World War I came to domestic shores when, on July 21, 1918, a German submarine fired on the outer Cape town of Orleans and destroyed a passing tugboat and its barges. A day later, its military importance clear, President Wilson put the Cape Cod Canal under federal jurisdiction. After the war Belmont, who had once spurned any governmental involvement in its operation, ended up selling the canal to the United States for $11,500,000; the Army Corps of Engineers took over on March 31, 1928, with a Congressional mandate to run and improve it.  The Corps being the Corps, it hit the project hard, contracting with MIT to run a model testing the hydrologic effects of a straighter, wider route. It canvassed shipping companies about why they were avoiding the canal. One big problem: vessels had to wait, struggling in the strong current, for the bridges to open. In rapid course, employing hundreds of men during the Great Depression, came the two fixed highway bridges still in use today, each with 616 feet of clear span and maximum clearance 135 feet above high tide, as well as the lifting-span railroad bridge, which is kept in the open position except when briefly lowered for a train to pass. (Though it may not feel it to those creeping across it on a Friday afternoon, the Bourne Bridge even won an award for “The Most Beautiful Bridge Built during 1934.”)

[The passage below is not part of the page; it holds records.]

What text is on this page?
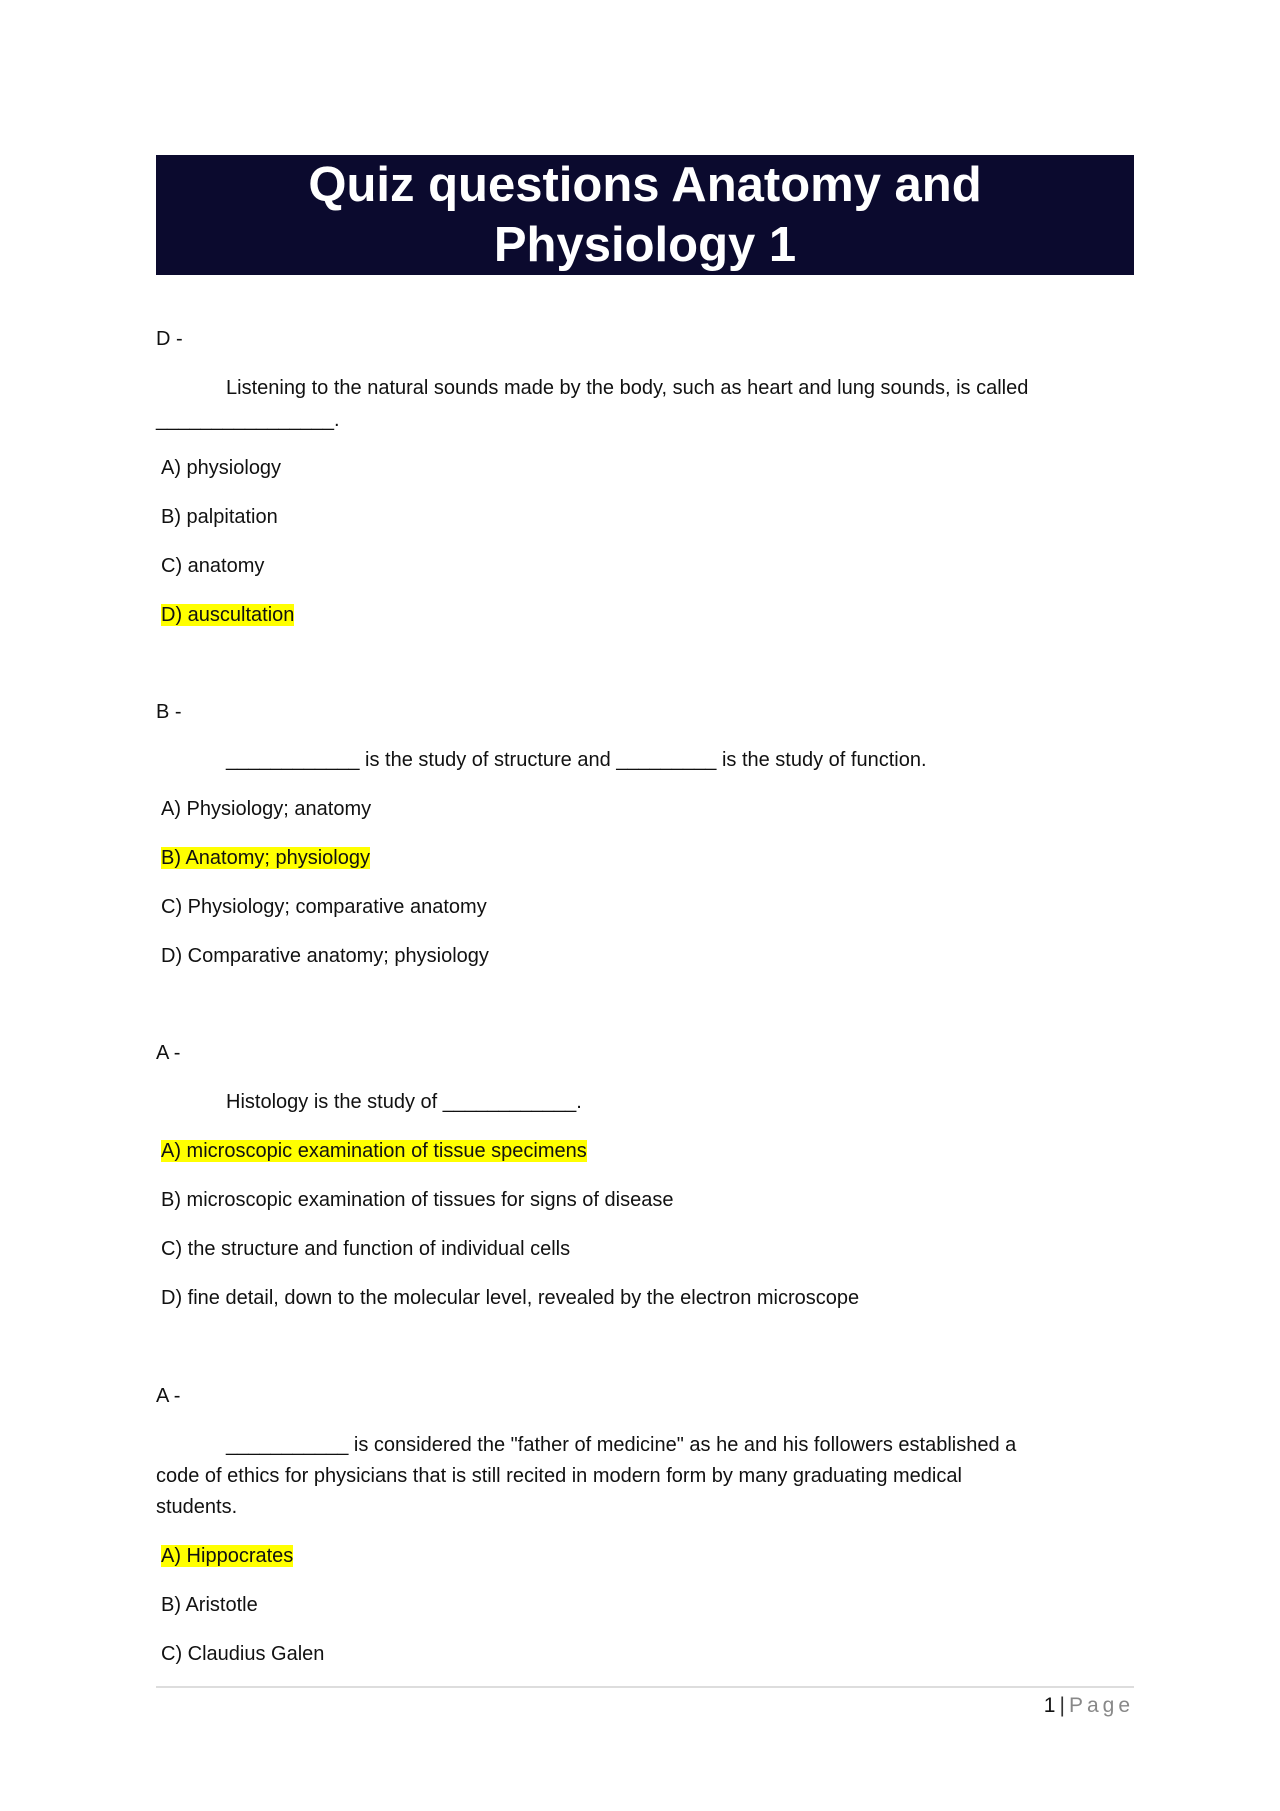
Quiz questions Anatomy and
Physiology 1
D -
Listening to the natural sounds made by the body, such as heart and lung sounds, is called
________________.
A) physiology
B) palpitation
C) anatomy
D) auscultation
B -
____________ is the study of structure and _________ is the study of function.
A) Physiology; anatomy
B) Anatomy; physiology
C) Physiology; comparative anatomy
D) Comparative anatomy; physiology
A -
Histology is the study of ____________.
A) microscopic examination of tissue specimens
B) microscopic examination of tissues for signs of disease
C) the structure and function of individual cells
D) fine detail, down to the molecular level, revealed by the electron microscope
A -
___________ is considered the "father of medicine" as he and his followers established a
code of ethics for physicians that is still recited in modern form by many graduating medical
students.
A) Hippocrates
B) Aristotle
C) Claudius Galen
1 | Page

Even more astounding, the Corps widened the canal to 480 feet and deepened it to 32 feet, installing a new navigational light system, and lining the edges with rip-rap stone to prevent erosion. Within a year of completion, the new canal was hosting three times the number of vessels and eight times the cargo than Belmont’s did in its final year.

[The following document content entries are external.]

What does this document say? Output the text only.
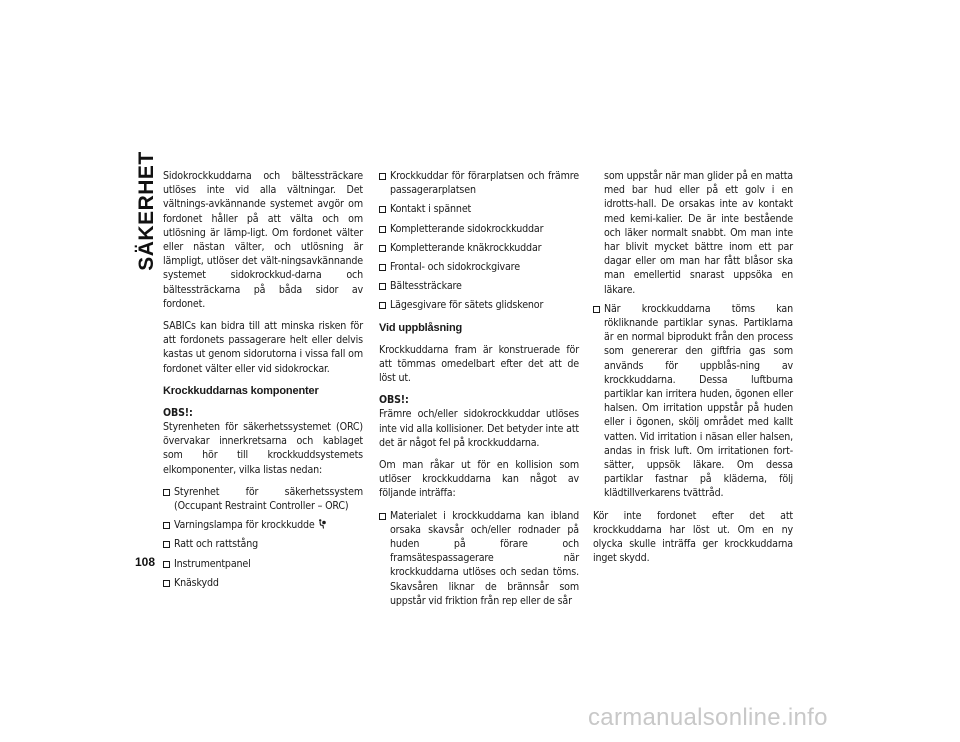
SÄKERHET
108

Sidokrockkuddarna och bältessträckare utlöses inte vid alla vältningar. Det vältnings-avkännande systemet avgör om fordonet håller på att välta och om utlösning är lämp-ligt. Om fordonet välter eller nästan välter, och utlösning är lämpligt, utlöser det vält-ningsavkännande systemet sidokrockkud-darna och bältessträckarna på båda sidor av fordonet.

SABICs kan bidra till att minska risken för att fordonets passagerare helt eller delvis kastas ut genom sidorutorna i vissa fall om fordonet välter eller vid sidokrockar.

Krockkuddarnas komponenter

OBS!:
Styrenheten för säkerhetssystemet (ORC) övervakar innerkretsarna och kablaget som hör till krockkuddsystemets elkomponenter, vilka listas nedan:

Styrenhet för säkerhetssystem (Occupant Restraint Controller – ORC)
Varningslampa för krockkudde
Ratt och rattstång
Instrumentpanel
Knäskydd
Krockkuddar för förarplatsen och främre passagerarplatsen
Kontakt i spännet
Kompletterande sidokrockkuddar
Kompletterande knäkrockkuddar
Frontal- och sidokrockgivare
Bältessträckare
Lägesgivare för sätets glidskenor
Vid uppblåsning

Krockkuddarna fram är konstruerade för att tömmas omedelbart efter det att de löst ut.

OBS!:
Främre och/eller sidokrockkuddar utlöses inte vid alla kollisioner. Det betyder inte att det är något fel på krockkuddarna.

Om man råkar ut för en kollision som utlöser krockkuddarna kan något av följande inträffa:

Materialet i krockkuddarna kan ibland orsaka skavsår och/eller rodnader på huden på förare och framsätespassagerare när krockkuddarna utlöses och sedan töms. Skavsåren liknar de brännsår som uppstår vid friktion från rep eller de sår
som uppstår när man glider på en matta med bar hud eller på ett golv i en idrotts-hall. De orsakas inte av kontakt med kemi-kalier. De är inte bestående och läker normalt snabbt. Om man inte har blivit mycket bättre inom ett par dagar eller om man har fått blåsor ska man emellertid snarast uppsöka en läkare.
När krockkuddarna töms kan rökliknande partiklar synas. Partiklarna är en normal biprodukt från den process som genererar den giftfria gas som används för uppblås-ning av krockkuddarna. Dessa luftburna partiklar kan irritera huden, ögonen eller halsen. Om irritation uppstår på huden eller i ögonen, skölj området med kallt vatten. Vid irritation i näsan eller halsen, andas in frisk luft. Om irritationen fort-sätter, uppsök läkare. Om dessa partiklar fastnar på kläderna, följ klädtillverkarens tvättråd.

Kör inte fordonet efter det att krockkuddarna har löst ut. Om en ny olycka skulle inträffa ger krockkuddarna inget skydd.

carmanualsonline.info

Nowadays, that rip- rap edge is a good place from which to watch the parade of boats, both pleasure craft and commercial. It’s also a perch for fishermen like landscape contractor Roger Cook, who describes the canal as “a striper highway” where he regularly lands 40-pounders. “They run through chasing herring,” he says, “and now that herring are protected, there are more than ever before.” As August Belmont would probably agree, it’s nice to get away to the island for a little fishing.